Como Iglesia debemos arraigarnos en una comprensión bíblico-teológica de la reconciliación que nos haga claridad sobre cuál es el horizonte existencial profundo desde el cual la promovemos. La reconciliación es obra del mismo Dios, resultado de su acción en nosotros: “Todo proviene de Dios, que nos reconcilió consigo por Cristo y nos confió el ministerio de la reconciliación” (2 Cor. 5,18). Es decir, al hacernos seres descentrados de nosotros mismos y en función de los demás, sobre todo de los más vulnerables, nos pone en la misma lógica del actuar de Jesucristo y por ello inserta en nosotros, desde lo más profundo de nuestro ser, ese deseo y llamado de ser agentes de sanación y reconciliación allí donde estemos, pero particularmente en las situaciones más conflictivas y donde las dinámicas sociales han roto las relaciones y han producido heridos a la vera del camino, como en la parábola del buen samaritano (Lc. 10, 25-37).
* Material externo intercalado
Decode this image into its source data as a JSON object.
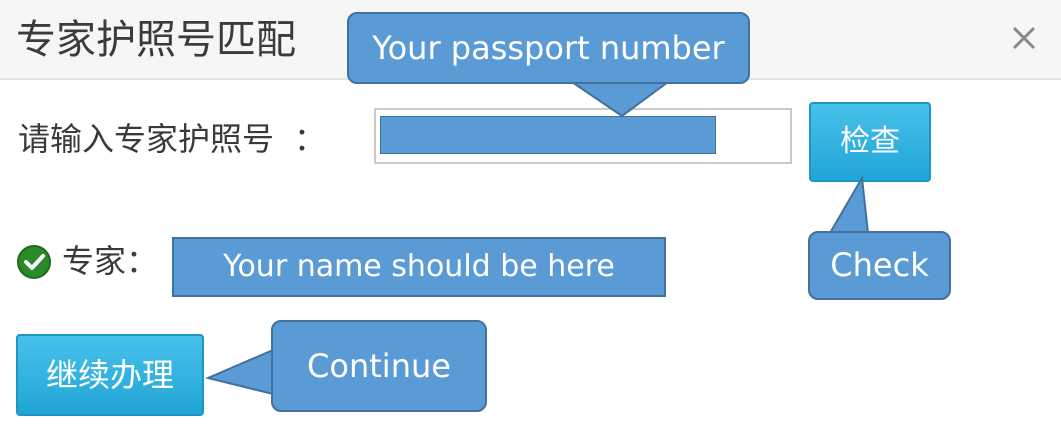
{
  "dialog": {
    "title": "专家护照号匹配",
    "close_label": "×"
  },
  "form": {
    "passport_label": "请输入专家护照号",
    "passport_colon": "：",
    "passport_value": "",
    "check_button": "检查",
    "expert_label": "专家：",
    "expert_name": "Your name should be here",
    "continue_button": "继续办理"
  },
  "annotations": {
    "passport": "Your passport number",
    "check": "Check",
    "continue": "Continue"
  },
  "colors": {
    "callout_fill": "#5b9bd5",
    "callout_border": "#41719c",
    "button_blue": "#2bb0e0",
    "success_green": "#2a8a2a"
  }
}
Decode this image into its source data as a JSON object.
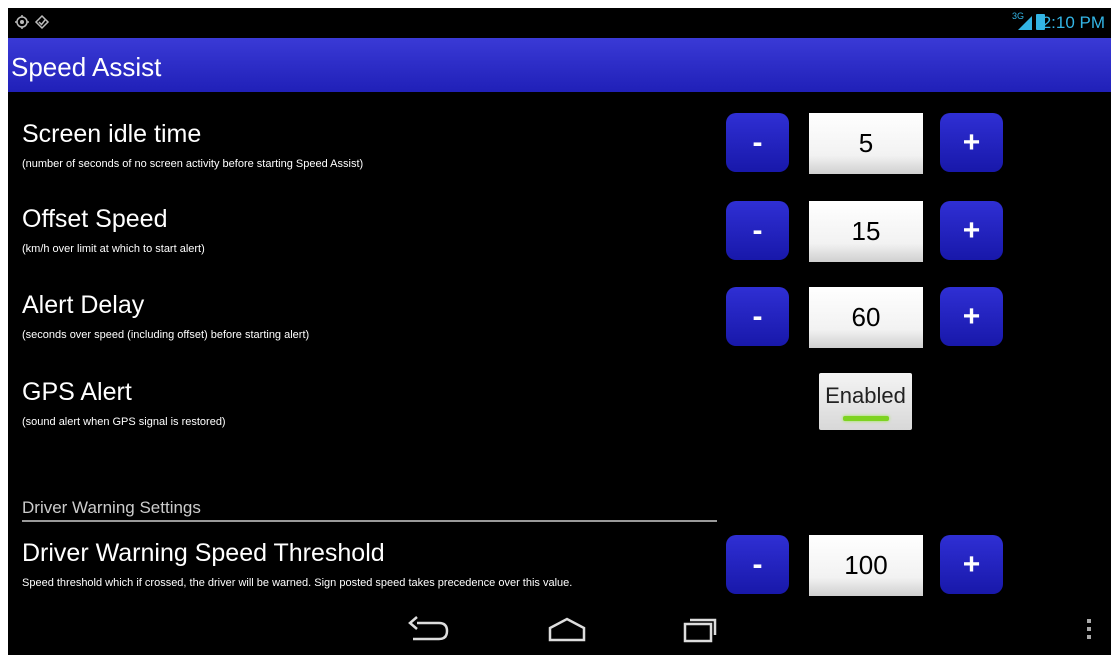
{
  "status_bar": {
    "time": "2:10 PM",
    "network": "3G",
    "icons": [
      "gps-icon",
      "sync-icon",
      "signal-icon",
      "battery-icon"
    ]
  },
  "action_bar": {
    "title": "Speed Assist"
  },
  "settings": [
    {
      "title": "Screen idle time",
      "description": "(number of seconds of no screen activity before starting Speed Assist)",
      "value": "5",
      "minus_label": "-",
      "plus_label": "+"
    },
    {
      "title": "Offset Speed",
      "description": "(km/h over limit at which to start alert)",
      "value": "15",
      "minus_label": "-",
      "plus_label": "+"
    },
    {
      "title": "Alert Delay",
      "description": "(seconds over speed (including offset) before starting alert)",
      "value": "60",
      "minus_label": "-",
      "plus_label": "+"
    }
  ],
  "gps_alert": {
    "title": "GPS Alert",
    "description": "(sound alert when GPS signal is restored)",
    "toggle_label": "Enabled",
    "enabled": true
  },
  "driver_warning": {
    "section_header": "Driver Warning Settings",
    "title": "Driver Warning Speed Threshold",
    "description": "Speed threshold which if crossed, the driver will be warned. Sign posted speed takes precedence over this value.",
    "value": "100",
    "minus_label": "-",
    "plus_label": "+"
  },
  "nav_bar": {
    "buttons": [
      "back-icon",
      "home-icon",
      "recent-apps-icon"
    ],
    "overflow": "overflow-menu-icon"
  },
  "colors": {
    "action_bar": "#2a2ac8",
    "button": "#2020bc",
    "status_accent": "#33b5e5",
    "toggle_on": "#7ed321"
  }
}
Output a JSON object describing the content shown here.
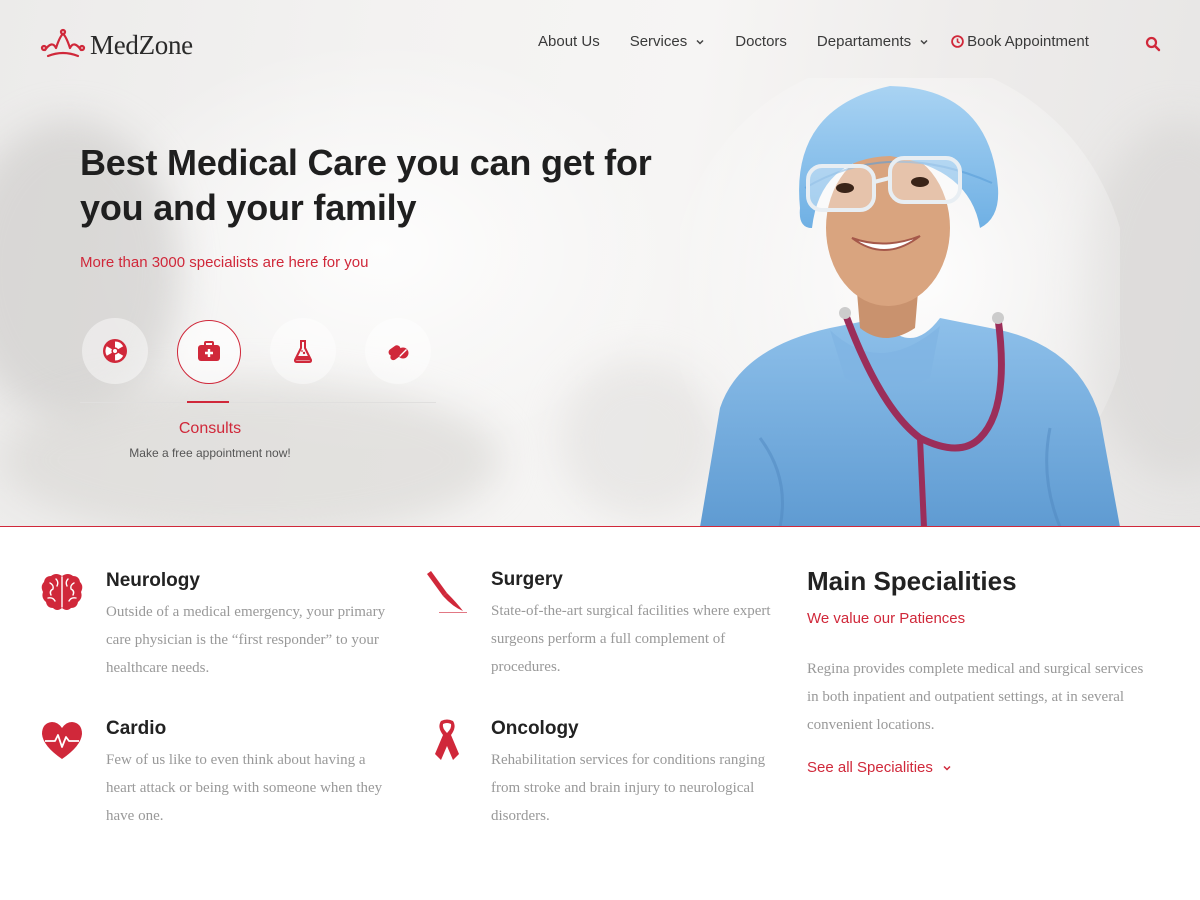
{
  "brand": {
    "name": "MedZone",
    "accent": "#d0283a"
  },
  "nav": {
    "items": [
      {
        "label": "About Us",
        "dropdown": false
      },
      {
        "label": "Services",
        "dropdown": true
      },
      {
        "label": "Doctors",
        "dropdown": false
      },
      {
        "label": "Departaments",
        "dropdown": true
      }
    ],
    "book_label": "Book Appointment",
    "search_icon": "search-icon"
  },
  "hero": {
    "title": "Best Medical Care you can get for you and your family",
    "subtitle": "More than 3000 specialists are here for you",
    "icons": [
      "radiation-icon",
      "first-aid-kit-icon",
      "flask-icon",
      "pills-icon"
    ],
    "active_icon_index": 1,
    "active_title": "Consults",
    "active_desc": "Make a free appointment now!"
  },
  "features": [
    {
      "title": "Neurology",
      "icon": "brain-icon",
      "desc": "Outside of a medical emergency, your primary care physician is the “first responder” to your healthcare needs."
    },
    {
      "title": "Surgery",
      "icon": "scalpel-icon",
      "desc": "State-of-the-art surgical facilities where expert surgeons perform a full complement of procedures."
    },
    {
      "title": "Cardio",
      "icon": "heart-pulse-icon",
      "desc": "Few of us like to even think about having a heart attack or being with someone when they have one."
    },
    {
      "title": "Oncology",
      "icon": "ribbon-icon",
      "desc": "Rehabilitation services for conditions ranging from stroke and brain injury to neurological disorders."
    }
  ],
  "main_specialities": {
    "title": "Main Specialities",
    "subtitle": "We value our Patiences",
    "desc": "Regina provides complete medical and surgical services in both inpatient and outpatient settings, at in several convenient locations.",
    "link": "See all Specialities"
  }
}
Ahora bien, “Dios inicia la obra de la reconciliación en las vidas de las víctimas… que Dios comience su obra por las víctimas, y no por los agresores, está en perfecto acuerdo con la forma que Dios tiene de actuar en la historia: Dios toma partido por los pobres, por las viudas y los huérfanos, por los oprimidos y los encarcelados. Es con la víctima definitiva, es decir, con su propio Hijo, donde Dios comienza el proceso que ha de conducir a la reconciliación de todo en Cristo (Col. 1,20)” (Schreiter, 2000: 30/31).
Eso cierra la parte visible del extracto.